Se la malattia è in progressione (per incremento di PSA o PSAV, o riconoscimento di un alto
grado alla biopsia) è indicata la terapia. La sorveglianza attiva si distingue dalla "vigile attesa"
che viene proposta a uomini con aspettativa di vita limitata o gravi comorbidità monitorizzando
l'emergenza di problemi di estensione locale o malattia metastatica.
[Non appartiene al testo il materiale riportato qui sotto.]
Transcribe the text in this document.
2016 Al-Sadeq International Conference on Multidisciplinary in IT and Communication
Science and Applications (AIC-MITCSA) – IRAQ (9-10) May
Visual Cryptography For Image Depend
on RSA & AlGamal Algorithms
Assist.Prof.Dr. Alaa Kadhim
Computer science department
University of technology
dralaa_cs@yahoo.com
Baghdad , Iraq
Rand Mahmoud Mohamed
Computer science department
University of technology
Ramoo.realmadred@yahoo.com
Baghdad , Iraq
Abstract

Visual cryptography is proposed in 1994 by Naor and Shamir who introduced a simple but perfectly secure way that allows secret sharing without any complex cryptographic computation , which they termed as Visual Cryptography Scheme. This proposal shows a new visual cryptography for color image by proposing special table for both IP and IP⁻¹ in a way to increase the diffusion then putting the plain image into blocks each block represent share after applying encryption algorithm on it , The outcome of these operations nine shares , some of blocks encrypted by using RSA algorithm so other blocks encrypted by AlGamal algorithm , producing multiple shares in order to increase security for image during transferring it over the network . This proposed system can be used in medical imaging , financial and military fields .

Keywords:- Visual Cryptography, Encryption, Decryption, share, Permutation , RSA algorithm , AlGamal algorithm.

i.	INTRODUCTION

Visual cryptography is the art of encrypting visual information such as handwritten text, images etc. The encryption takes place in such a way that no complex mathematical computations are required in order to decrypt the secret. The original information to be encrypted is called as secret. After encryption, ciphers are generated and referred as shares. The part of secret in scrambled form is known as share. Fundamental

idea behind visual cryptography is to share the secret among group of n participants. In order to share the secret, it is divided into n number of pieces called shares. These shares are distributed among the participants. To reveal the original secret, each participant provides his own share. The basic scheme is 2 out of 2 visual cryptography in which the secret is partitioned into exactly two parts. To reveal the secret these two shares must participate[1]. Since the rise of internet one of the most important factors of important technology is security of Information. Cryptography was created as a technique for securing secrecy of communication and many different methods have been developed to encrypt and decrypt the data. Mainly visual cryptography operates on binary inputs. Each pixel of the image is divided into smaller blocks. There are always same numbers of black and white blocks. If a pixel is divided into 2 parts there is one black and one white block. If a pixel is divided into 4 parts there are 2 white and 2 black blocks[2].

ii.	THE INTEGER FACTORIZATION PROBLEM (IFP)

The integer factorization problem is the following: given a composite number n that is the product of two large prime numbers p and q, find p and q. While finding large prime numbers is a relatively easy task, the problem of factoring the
Il CaP localizzato è trattato con la chirurgia o la radioterapia. La prostatectomia radicale retro
pubica ha un eccellente esito oncologico con incontinenza nel 10% e un risparmio della funzione
sessuale nel 50-60% dei casi. Gli esiti delle tecniche robot-assistite non sono attualmente
valutabili nel lungo termine. La radioterapia è diventata più efficace e meglio tollerata per
tecniche più sofisticate nella definizione del campo di irradiazione con esclusione di vescica e
intestino. In soggetti ad alto rischio si migliorano gli esiti con l'associazione alla radioterapia
dell'ablazione degli androgeni. Le terapie emergenti con ultrasuoni focali ad alta intensità
(HIFU) e la crioterapia sono interessanti per la scarsa invasività. Si attendono miglioramenti
tecnici in grado di ridurre le complicanze locali come la fistola uretrale.
In conclusione, se si considera l'invecchiamento della popolazione del mondo industrializzato, è
probabile che i MMG vedranno un numero sempre più crescente di uomini con IPB o CaP, nei
quali sarà utile una gestione in stretta collaborazione con gli urologi per formulare un corretto
giudizio clinico su significato, modalità e timing di diagnosi e trattamento.